My system has been collecting huge amounts of file handles, including those used by crucial system files such as \SystemRoot\system32\ntoskrnl.exe and explorer.exe , which were utilizing over 10 million+ file handles. At one point, my system’s total number of file handles had reached approximately 70 million. That is when I decided to investigate further.
This issue has been ongoing for some time, but it hasn’t been a priority. I only investigated it recently. After looking into it, I discovered that the Nextcloud Desktop sync app might be the cause because closing the Nextcloud app appears to resolve the problem and prevent new handles from being added by other apps.
I think something fishy going on here with file handling.
I used Process Hacker and Process Explorer to check the number of handles on the processes. They both showed me total number of handles in the system per process.
I use the desktop app to sync some folders under a single account. There are around 40k files / 3k folders in the sync. I don’t use VFS.
It seems to me that one of the main culprit might be the Nextcloud explorer integration. I am not a Windows developer, so I could only go with the surface details.
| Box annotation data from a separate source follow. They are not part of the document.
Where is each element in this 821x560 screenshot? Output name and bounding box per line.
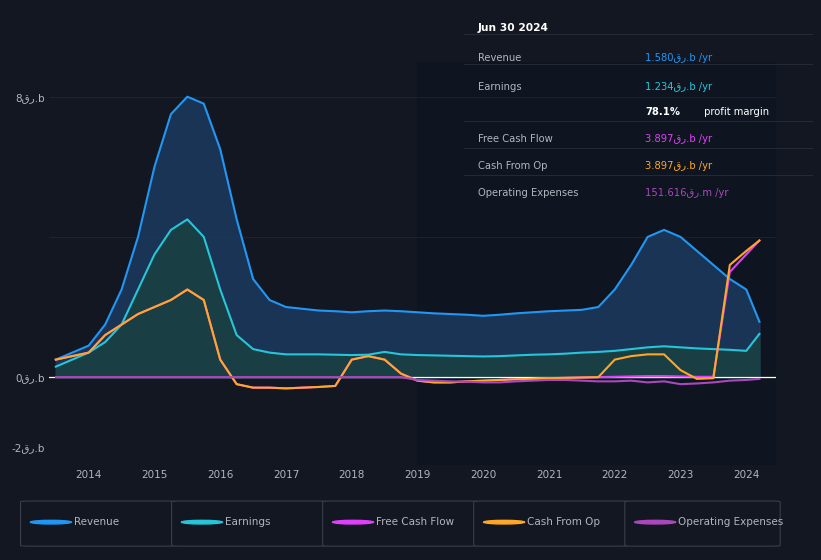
Text: 3.897قر.b /yr: 3.897قر.b /yr: [645, 134, 713, 144]
Circle shape: [30, 520, 71, 524]
Text: profit margin: profit margin: [701, 107, 769, 117]
FancyBboxPatch shape: [172, 501, 327, 546]
Circle shape: [635, 520, 676, 524]
Text: 3.897قر.b /yr: 3.897قر.b /yr: [645, 161, 713, 171]
Circle shape: [333, 520, 374, 524]
Text: Cash From Op: Cash From Op: [478, 161, 548, 171]
Text: 1.234قر.b /yr: 1.234قر.b /yr: [645, 82, 713, 92]
Text: Revenue: Revenue: [74, 517, 119, 527]
Text: Jun 30 2024: Jun 30 2024: [478, 24, 548, 34]
Text: Revenue: Revenue: [478, 53, 521, 63]
Text: Earnings: Earnings: [225, 517, 270, 527]
FancyBboxPatch shape: [21, 501, 176, 546]
Text: Operating Expenses: Operating Expenses: [478, 188, 578, 198]
Text: 78.1%: 78.1%: [645, 107, 681, 117]
Text: Operating Expenses: Operating Expenses: [678, 517, 783, 527]
Text: Cash From Op: Cash From Op: [527, 517, 600, 527]
Text: 1.580قر.b /yr: 1.580قر.b /yr: [645, 53, 713, 63]
Circle shape: [484, 520, 525, 524]
Text: Earnings: Earnings: [478, 82, 521, 92]
FancyBboxPatch shape: [625, 501, 780, 546]
Text: 151.616قر.m /yr: 151.616قر.m /yr: [645, 188, 729, 198]
Bar: [418, 62, 779, 465]
Circle shape: [181, 520, 222, 524]
Text: Free Cash Flow: Free Cash Flow: [376, 517, 454, 527]
FancyBboxPatch shape: [323, 501, 478, 546]
FancyBboxPatch shape: [474, 501, 629, 546]
Text: Free Cash Flow: Free Cash Flow: [478, 134, 553, 144]
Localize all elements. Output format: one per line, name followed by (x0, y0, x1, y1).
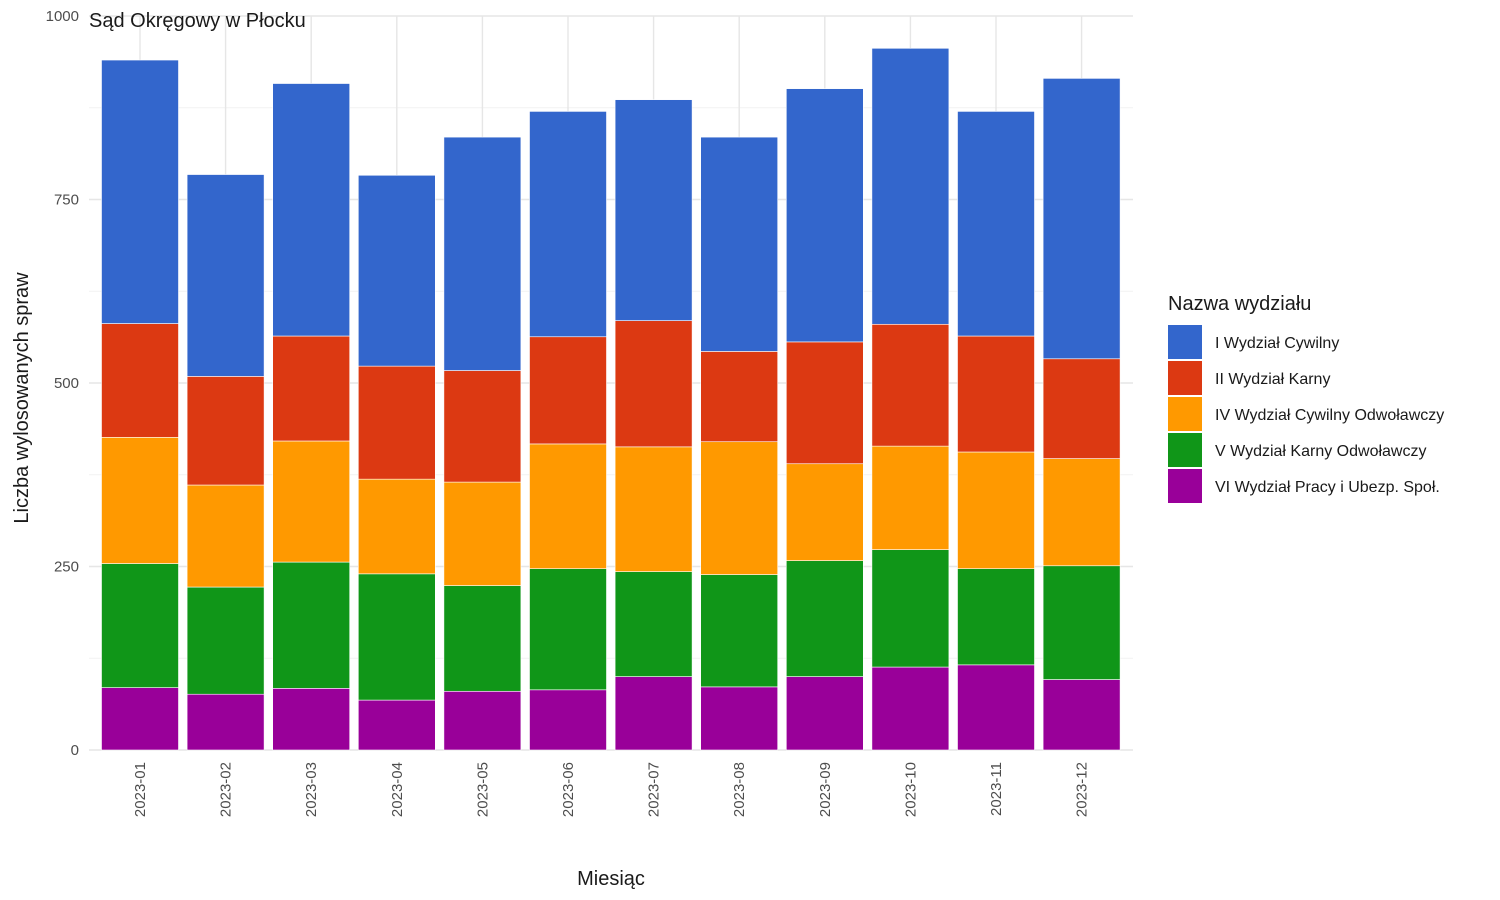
bar-segment (443, 690, 522, 751)
bar-segment (101, 59, 179, 324)
bar-segment (186, 174, 265, 377)
x-tick-label: 2023-11 (988, 762, 1005, 816)
x-axis-title: Miesiąc (577, 868, 645, 890)
bar-segment (357, 478, 436, 575)
bar-segment (529, 111, 607, 338)
bar-segment (614, 571, 693, 677)
y-tick-label: 0 (71, 742, 79, 759)
bar-segment (101, 563, 179, 688)
legend-swatch (1168, 433, 1202, 467)
bar-segment (957, 451, 1035, 570)
x-tick-label: 2023-06 (560, 762, 577, 817)
bar-segment (357, 573, 436, 701)
x-tick-label: 2023-12 (1074, 762, 1091, 817)
x-tick-label: 2023-02 (218, 762, 235, 817)
y-tick-label: 500 (54, 375, 79, 392)
bar-segment (957, 111, 1035, 337)
bar-segment (700, 441, 779, 575)
legend-swatch (1168, 361, 1202, 395)
bar-segment (1042, 358, 1121, 459)
bar-segment (101, 687, 179, 751)
bar-segment (785, 341, 864, 465)
bar-segment (529, 336, 607, 445)
legend-swatch (1168, 397, 1202, 431)
bar-segment (272, 561, 351, 689)
bar-segment (443, 370, 522, 483)
bar-segment (957, 664, 1035, 751)
bar-segment (272, 688, 351, 751)
bar-segment (871, 47, 950, 325)
bar-segment (785, 560, 864, 677)
x-axis-ticks: 2023-01 2023-02 2023-03 2023-04 2023-05 2023-… (132, 762, 1091, 817)
legend-label: V Wydział Karny Odwoławczy (1215, 443, 1426, 460)
y-tick-label: 1000 (46, 8, 79, 25)
bar-segment (957, 568, 1035, 666)
bar-segment (186, 693, 265, 751)
bar-segment (1042, 679, 1121, 751)
bar-segment (1042, 458, 1121, 567)
bars (101, 47, 1121, 751)
bar-segment (957, 335, 1035, 453)
bar-segment (614, 320, 693, 448)
x-tick-label: 2023-03 (303, 762, 320, 817)
bar-segment (443, 585, 522, 692)
bar-segment (357, 174, 436, 367)
bar-segment (871, 445, 950, 550)
bar-segment (357, 365, 436, 480)
bar-segment (871, 323, 950, 447)
bar-segment (443, 481, 522, 586)
bar-segment (272, 83, 351, 337)
x-tick-label: 2023-05 (474, 762, 491, 817)
bar-segment (871, 666, 950, 751)
bar-segment (871, 549, 950, 668)
bar-segment (1042, 78, 1121, 360)
bar-segment (785, 676, 864, 751)
bar-segment (785, 88, 864, 343)
bar-segment (357, 699, 436, 751)
legend-label: IV Wydział Cywilny Odwoławczy (1215, 407, 1444, 424)
bar-segment (614, 446, 693, 572)
x-tick-label: 2023-01 (132, 762, 149, 817)
legend-title: Nazwa wydziału (1168, 293, 1311, 315)
y-tick-label: 250 (54, 559, 79, 576)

I disabled all the explorer integrations, both in the app and in the context menus etc using ShellExView. I restarted the app and I don’t see a massive number of handles anymore. Bear in mind that this has been an issue for me for many weeks (maybe even more, that was when I saw the issue), I did many system restarts then. It is very suspicious that the issue would go away after I disabled all the explorer integrations, at least for now.
As I mentioned shutting down the desktop app stopped the issue right away, so that was the other clue.
My system now has around total of 110k+/- handles steady since I disabled the integrations. It goes up and down but it never goes up to millions as time goes by anymore.
I don’t have the exact same issue but I had problems with IO and other things because some apps complained that “too many files/handles” (like 70 million handle) were open.
One of my concerns was that the NC desktop app was opening files and closing them without releasing the file handles. I didn’t spend a lot of time investigating this issue since my main priority was to resolve the problem affecting system stability.
What caught my attention, however, were the logs generated by the desktop app, which appeared very frequently in the system logs. The number of active file handles tended to increase at a rate of roughly 5 handles per second, particularly by Explorer.exe. This rapid accumulation of file handles would add up to nearly half a million handles over the course of just one day which explains why at some point my system was getting close to 70 million open handles.